On April 1, 2002, a statue of an angel blowing a trumpet was unveiled in the main square. The idea was developed from a desire to erect an angel in memory of animator and caricaturist Zenonas Šteinys. It became a symbol of the revival of Užupis. The funds were raised by selling miniature copies of the sculpture. The sculptor, Romas Vilčiauskas, is also the creator of the Užupis Mermaid.

Previously, a temporary sculpture of an egg stood in its place.

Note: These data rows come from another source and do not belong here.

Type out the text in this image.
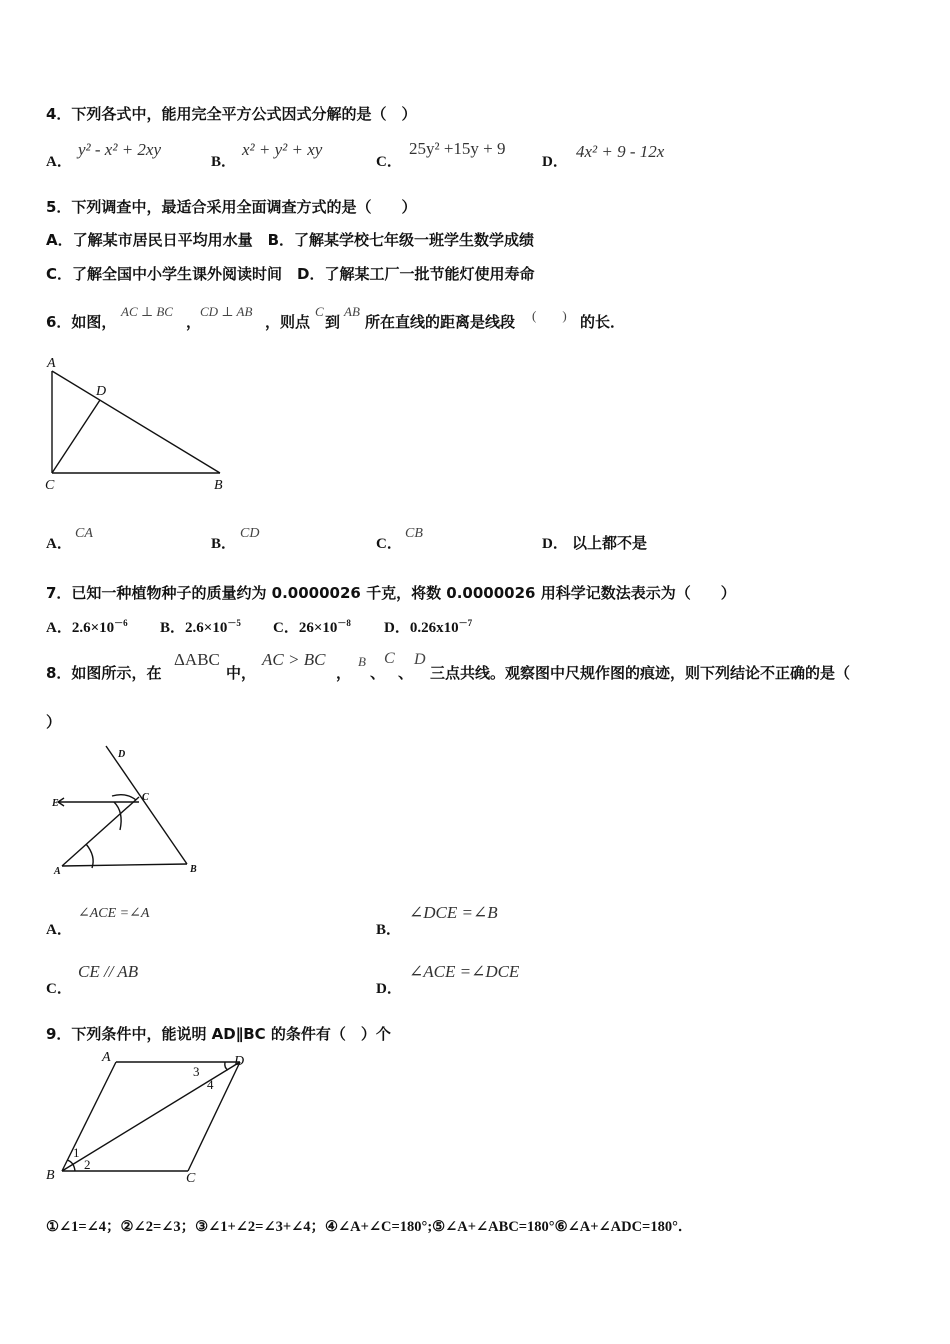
4．下列各式中，能用完全平方公式因式分解的是（　）
A．
y² - x² + 2xy
B．
x² + y² + xy
C．
25y² +15y + 9
D．
4x² + 9 - 12x
5．下列调查中，最适合采用全面调查方式的是（　　）
A．了解某市居民日平均用水量　B．了解某学校七年级一班学生数学成绩
C．了解全国中小学生课外阅读时间　D．了解某工厂一批节能灯使用寿命
6．如图，
AC ⊥ BC
，
CD ⊥ AB
，则点
C
到
AB
所在直线的距离是线段 (　　) 的长．
A
D
C	B
A．
CA
B．
CD
C．
CB
D． 以上都不是
7．已知一种植物种子的质量约为 0.0000026 千克，将数 0.0000026 用科学记数法表示为（　　）
A．$2.6\times 10^{-6}$ B．$2.6\times 10^{-5}$ C．$26\times 10^{-8}$ D．$0.26x10^{-7}$
8．如图所示，在
ΔABC
中，
AC > BC
，
B
、
C
、
D
三点共线。观察图中尺规作图的痕迹，则下列结论不正确的是（
）
D
E
C
A	B
A．
∠ACE =∠A
B．
∠DCE =∠B
C．
CE // AB
D．
∠ACE =∠DCE
9．下列条件中，能说明 AD∥BC 的条件有（　）个
A	D
B	C
1
2
3
4
①∠1=∠4；②∠2=∠3；③∠1+∠2=∠3+∠4；④∠A+∠C=180°;⑤∠A+∠ABC=180°⑥∠A+∠ADC=180°．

After being replaced by the larger statue of Gabriel, the egg was sold at an auction for 10,200 litas and now stands on Pylimo street.

==Notable residents==
Notable people who have resided in Užupis include:

- Felix Dzerzhinsky, also known as Iron Felix— Soviet Bolshevik revolutionary and secret police founder
- The painter and composer Mikalojus Konstantinas Čiurlionis
- Polish romantic-comic poet Konstanty Ildefons Gałczyński lived in Užupis in 1934-36
- Jurgis Kunčinas, author of 2 novels about Užupis, and translator from German
- Artūras Zuokas, former Vilnius mayor

== In creative works ==

The Republic of Užupis, a 2009 novel by the South Korean author Hailji, chronicles the journey of an Asian man named Hal visiting Užupis to inter the ashes of his father, believing the "Republic" to be his ancestral homeland.

Užupis was the topic of a 2015 piece of music by Matt Howden's The Mighty Sieben, featuring the three mottos, "Don't Fight", "Don't Win", "Don't Surrender". The track was written in celebration of, and first performed at, the Mėnuo Juodaragis Festival held in Lithuania.